Overeenkomsten kwaliteit, voedselveiligheid en duurzaamheid

Ook in certificatiestandaarden voor voedselveiligheid krijgt duurzaamheid een steeds prominentere plaats. In de laatste update van FSSC 22000 is het thema voedselverspilling toegevoegd. En ISO 22000 verplicht sinds kort aandacht te besteden aan het thema klimaatverandering in de contextanalyse.

Bedrijven doen er daarom goed aan om te acteren op dit groeiende belang van duurzaamheid. Maar hoe is dit onderwerp aan te pakken? Duurzaamheid kent in veel opzichten eenzelfde benadering als kwaliteit en voedselveiligheid. Het kan dan ook heel goed worden geïntegreerd in het managementsysteem dat een bedrijf daar al voor heeft ingericht. Zes overeenkomsten tussen kwaliteits-, voedselveiligheids- en duurzaamheidssystemen lichten we toe.

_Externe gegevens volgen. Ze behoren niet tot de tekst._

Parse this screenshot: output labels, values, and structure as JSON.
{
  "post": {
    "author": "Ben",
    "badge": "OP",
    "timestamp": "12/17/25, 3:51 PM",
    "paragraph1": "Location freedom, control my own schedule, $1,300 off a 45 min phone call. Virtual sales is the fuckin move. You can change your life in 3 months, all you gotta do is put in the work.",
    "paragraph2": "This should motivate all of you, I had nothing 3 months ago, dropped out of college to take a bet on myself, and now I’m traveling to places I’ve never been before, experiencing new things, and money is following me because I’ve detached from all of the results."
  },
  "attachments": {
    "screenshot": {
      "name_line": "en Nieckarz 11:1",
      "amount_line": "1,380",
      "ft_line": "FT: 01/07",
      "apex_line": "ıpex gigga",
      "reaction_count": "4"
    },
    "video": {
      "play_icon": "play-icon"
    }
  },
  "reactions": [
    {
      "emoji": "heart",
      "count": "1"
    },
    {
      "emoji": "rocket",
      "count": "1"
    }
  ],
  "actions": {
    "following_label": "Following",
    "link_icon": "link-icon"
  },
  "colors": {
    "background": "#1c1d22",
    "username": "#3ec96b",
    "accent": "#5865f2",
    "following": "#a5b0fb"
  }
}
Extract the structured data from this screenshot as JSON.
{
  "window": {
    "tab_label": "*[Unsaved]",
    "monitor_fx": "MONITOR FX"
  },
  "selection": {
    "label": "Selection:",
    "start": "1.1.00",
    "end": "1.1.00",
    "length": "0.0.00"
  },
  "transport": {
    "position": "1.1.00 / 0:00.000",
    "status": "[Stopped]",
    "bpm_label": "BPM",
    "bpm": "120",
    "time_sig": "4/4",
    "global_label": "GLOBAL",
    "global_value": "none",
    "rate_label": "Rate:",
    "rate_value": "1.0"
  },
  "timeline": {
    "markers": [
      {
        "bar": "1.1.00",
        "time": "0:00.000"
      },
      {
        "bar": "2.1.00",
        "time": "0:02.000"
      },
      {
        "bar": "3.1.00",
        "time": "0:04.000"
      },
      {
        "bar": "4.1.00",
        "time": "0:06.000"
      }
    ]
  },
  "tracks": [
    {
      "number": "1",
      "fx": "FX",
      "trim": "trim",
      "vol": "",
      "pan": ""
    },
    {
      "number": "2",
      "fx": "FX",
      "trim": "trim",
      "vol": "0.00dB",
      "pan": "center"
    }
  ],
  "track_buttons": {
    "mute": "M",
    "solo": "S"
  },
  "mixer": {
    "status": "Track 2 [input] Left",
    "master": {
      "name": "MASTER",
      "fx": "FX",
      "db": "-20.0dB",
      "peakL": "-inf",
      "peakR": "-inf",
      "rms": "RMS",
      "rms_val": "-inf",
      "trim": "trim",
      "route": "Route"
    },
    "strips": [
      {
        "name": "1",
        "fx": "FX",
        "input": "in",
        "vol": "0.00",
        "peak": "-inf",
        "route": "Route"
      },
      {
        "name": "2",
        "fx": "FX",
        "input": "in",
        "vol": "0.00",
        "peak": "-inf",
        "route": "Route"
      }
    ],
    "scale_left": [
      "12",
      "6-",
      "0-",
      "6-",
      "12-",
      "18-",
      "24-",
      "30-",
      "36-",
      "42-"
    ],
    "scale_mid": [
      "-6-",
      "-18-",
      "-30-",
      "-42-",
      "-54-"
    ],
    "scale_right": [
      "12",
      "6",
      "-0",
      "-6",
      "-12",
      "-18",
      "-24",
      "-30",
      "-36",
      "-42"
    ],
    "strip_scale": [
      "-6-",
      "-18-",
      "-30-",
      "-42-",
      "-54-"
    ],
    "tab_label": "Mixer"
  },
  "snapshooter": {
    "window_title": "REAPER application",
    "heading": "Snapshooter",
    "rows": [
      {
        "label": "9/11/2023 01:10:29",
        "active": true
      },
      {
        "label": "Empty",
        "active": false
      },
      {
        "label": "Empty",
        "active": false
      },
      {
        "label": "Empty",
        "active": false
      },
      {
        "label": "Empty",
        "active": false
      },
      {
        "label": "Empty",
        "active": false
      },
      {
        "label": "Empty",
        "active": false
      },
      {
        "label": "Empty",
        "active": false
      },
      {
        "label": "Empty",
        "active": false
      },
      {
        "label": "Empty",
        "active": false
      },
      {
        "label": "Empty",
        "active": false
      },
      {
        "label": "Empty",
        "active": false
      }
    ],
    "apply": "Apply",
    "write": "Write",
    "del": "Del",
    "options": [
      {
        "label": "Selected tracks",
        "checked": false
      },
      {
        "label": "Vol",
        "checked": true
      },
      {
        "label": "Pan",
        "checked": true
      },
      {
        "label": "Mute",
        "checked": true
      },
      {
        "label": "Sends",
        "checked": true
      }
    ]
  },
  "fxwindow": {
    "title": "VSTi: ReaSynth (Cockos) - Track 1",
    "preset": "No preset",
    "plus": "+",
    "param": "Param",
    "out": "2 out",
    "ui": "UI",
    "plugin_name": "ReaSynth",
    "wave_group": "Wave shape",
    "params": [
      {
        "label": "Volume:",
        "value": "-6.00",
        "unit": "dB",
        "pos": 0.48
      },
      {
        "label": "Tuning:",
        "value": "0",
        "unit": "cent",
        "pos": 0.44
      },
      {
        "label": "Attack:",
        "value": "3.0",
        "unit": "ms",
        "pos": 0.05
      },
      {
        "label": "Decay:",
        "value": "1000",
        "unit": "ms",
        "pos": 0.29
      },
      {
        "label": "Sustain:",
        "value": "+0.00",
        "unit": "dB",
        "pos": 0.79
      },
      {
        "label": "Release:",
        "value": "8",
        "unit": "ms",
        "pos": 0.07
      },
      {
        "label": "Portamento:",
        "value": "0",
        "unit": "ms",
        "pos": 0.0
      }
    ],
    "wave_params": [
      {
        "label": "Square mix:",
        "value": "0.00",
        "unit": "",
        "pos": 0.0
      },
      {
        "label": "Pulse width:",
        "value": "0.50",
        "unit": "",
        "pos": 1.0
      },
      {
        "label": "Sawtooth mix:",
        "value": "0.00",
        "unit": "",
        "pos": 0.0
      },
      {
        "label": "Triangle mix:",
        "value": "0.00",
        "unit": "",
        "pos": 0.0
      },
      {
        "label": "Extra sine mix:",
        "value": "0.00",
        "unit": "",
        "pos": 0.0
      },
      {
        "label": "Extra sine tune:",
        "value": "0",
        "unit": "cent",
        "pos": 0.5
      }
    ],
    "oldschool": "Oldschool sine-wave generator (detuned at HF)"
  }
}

1. Context- en stakeholdersanalyse

ISO (en dus ook FSSC) 22000 eist dat een bedrijf om zich heen kijkt en bepaalt welke issues en ontwikkelingen er gaande zijn in de wereld om hem heen. Ook duurzaamheid vraagt een blik naar buiten om te zien welke issues van belang zijn. Duurzaamheid heeft betrekking op de impact (of het risico daarop) van een bedrijf op zijn omgeving. Dat wil zeggen op milieu- en/of sociale issues. Hiervoor gebruiken we vaak de term ESG: Environmental, Social and Governance. Dit verlangt van een bedrijf om een goede analyse te maken van de context waarbinnen zijn productieprocessen zich afspelen. Op basis daarvan kan een bedrijf beoordelen of en zo ja, welke milieu- en/of sociale issues in het geding zijn. Dit is niet anders dan wat een bedrijf ook al gewend is te doen voor de kwaliteit en voedselveiligheid van zijn producten.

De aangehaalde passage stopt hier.